The "Party of Opportunity" campaign is aimed at "showing the broad appeal of Conservative values to all working people in Britain".
The drive was launched amid fears from Tory backbenchers that the leadership of Eton-educated David Cameron and his privileged colleagues is putting many Brits off voting for the party.
The first edition of the booklet was launched last April, when just 14 Tory MPs took part. But now 15 more have been found to talk about their working-class backgrounds – taking the total to 29, BuzzFeed News can reveal.
Veteran Tory MP Sir David Amess, who compiled the booklet, faced a storm of protest last year from colleagues who were not included in the first edition. But the new total still makes up just under a tenth of all 303 Tory MPs. Sources close to Amess insisted more were keen to get involved and that there could be a third edition.
Welsh secretary Stephen Crabb, culture secretary Sajid Javid, and transport secretary Patrick McLoughlin have all taken part.
Crabb wrote about how he worked in a corner shop as a 13-year-old "after school and on Saturday mornings". He said: "I would go running into town on Saturdays to try to catch the building society before it closed at lunchtime so I could bank my weekly earnings."
Javid told how he and his four brothers lived with their parents in a two-bedroom flat above his dad's shop in Rochdale. McLoughlin, a former miner at Littleton Colliery in the West Midlands, insisted his fellow workers were "far more right-wing than I was". He said: "They just voted for Labour because they always had done. "
Ex-cabinet minister John Redwood told how he lived in a rented council house as a boy "with a coal fire, no central heating, no fridge and no TV" before his parents were able to buy their own home.
And Gordon Henderson, MP for Sittingbourne and Sheppey in Kent, said he was a "working-class boy and proud of it". He wrote: "My family was not well off.
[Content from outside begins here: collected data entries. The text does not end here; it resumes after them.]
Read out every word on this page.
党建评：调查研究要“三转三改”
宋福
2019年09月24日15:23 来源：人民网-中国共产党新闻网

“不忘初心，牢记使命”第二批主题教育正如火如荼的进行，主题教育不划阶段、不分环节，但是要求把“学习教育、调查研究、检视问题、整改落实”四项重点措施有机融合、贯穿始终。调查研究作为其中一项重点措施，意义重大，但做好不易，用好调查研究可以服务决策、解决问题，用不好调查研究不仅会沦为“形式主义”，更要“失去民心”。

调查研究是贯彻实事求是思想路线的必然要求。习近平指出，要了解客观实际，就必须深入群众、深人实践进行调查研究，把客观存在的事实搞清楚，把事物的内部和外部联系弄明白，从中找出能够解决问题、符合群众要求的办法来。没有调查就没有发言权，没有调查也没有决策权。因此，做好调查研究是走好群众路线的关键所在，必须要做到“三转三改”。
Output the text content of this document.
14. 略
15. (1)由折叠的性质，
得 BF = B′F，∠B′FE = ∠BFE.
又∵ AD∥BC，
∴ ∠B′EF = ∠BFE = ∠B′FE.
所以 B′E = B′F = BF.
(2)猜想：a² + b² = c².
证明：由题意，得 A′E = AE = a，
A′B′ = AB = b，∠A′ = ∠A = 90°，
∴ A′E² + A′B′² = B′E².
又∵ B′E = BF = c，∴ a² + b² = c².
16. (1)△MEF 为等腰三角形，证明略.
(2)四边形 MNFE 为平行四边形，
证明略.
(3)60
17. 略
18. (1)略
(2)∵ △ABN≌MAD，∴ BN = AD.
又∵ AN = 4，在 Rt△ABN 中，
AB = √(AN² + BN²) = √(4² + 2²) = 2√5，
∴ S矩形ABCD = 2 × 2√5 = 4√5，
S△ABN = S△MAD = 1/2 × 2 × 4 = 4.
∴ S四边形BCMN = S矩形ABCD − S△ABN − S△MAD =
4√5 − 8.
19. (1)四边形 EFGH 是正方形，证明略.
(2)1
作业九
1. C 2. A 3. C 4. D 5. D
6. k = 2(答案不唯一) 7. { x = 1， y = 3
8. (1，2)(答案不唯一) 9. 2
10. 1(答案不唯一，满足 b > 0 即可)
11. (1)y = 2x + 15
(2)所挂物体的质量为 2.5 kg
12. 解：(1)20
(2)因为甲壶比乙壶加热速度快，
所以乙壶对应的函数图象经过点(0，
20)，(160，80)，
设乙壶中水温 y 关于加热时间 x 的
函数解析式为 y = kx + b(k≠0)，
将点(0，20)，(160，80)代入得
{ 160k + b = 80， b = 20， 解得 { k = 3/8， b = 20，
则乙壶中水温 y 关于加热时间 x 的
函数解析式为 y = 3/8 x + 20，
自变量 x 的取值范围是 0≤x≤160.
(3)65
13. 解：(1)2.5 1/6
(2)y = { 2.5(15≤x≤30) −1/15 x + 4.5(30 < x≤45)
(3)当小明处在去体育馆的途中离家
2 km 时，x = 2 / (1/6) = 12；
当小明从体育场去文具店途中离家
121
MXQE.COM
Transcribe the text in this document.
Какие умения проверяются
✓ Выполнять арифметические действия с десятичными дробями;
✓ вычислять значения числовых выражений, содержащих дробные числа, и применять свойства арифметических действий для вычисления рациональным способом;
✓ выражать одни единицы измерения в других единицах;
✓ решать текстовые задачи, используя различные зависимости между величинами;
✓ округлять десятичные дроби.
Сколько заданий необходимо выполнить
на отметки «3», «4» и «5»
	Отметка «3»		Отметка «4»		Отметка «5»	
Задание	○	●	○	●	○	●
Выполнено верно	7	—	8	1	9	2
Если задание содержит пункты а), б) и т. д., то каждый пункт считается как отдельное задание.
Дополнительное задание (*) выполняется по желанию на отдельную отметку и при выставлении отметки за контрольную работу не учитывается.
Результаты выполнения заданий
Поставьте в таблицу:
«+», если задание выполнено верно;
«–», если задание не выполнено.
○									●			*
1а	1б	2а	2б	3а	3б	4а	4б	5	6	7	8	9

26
As a child I was able to have bread and butter, or bread and jam, but not both. It was a hard life, but we were happy."
Former minister Damian Green insisted it was not about "class politics". He said that although both his parents left school at 14, "it would be absurd for me to say that I was anything other than middle-class".
But he warned it was much harder today for a child growing up in a terraced house in south Wales to go to Oxford University and enjoy a "series of professional careers", as he had. He said the government needed to make sure the "routes of opportunity" were always open.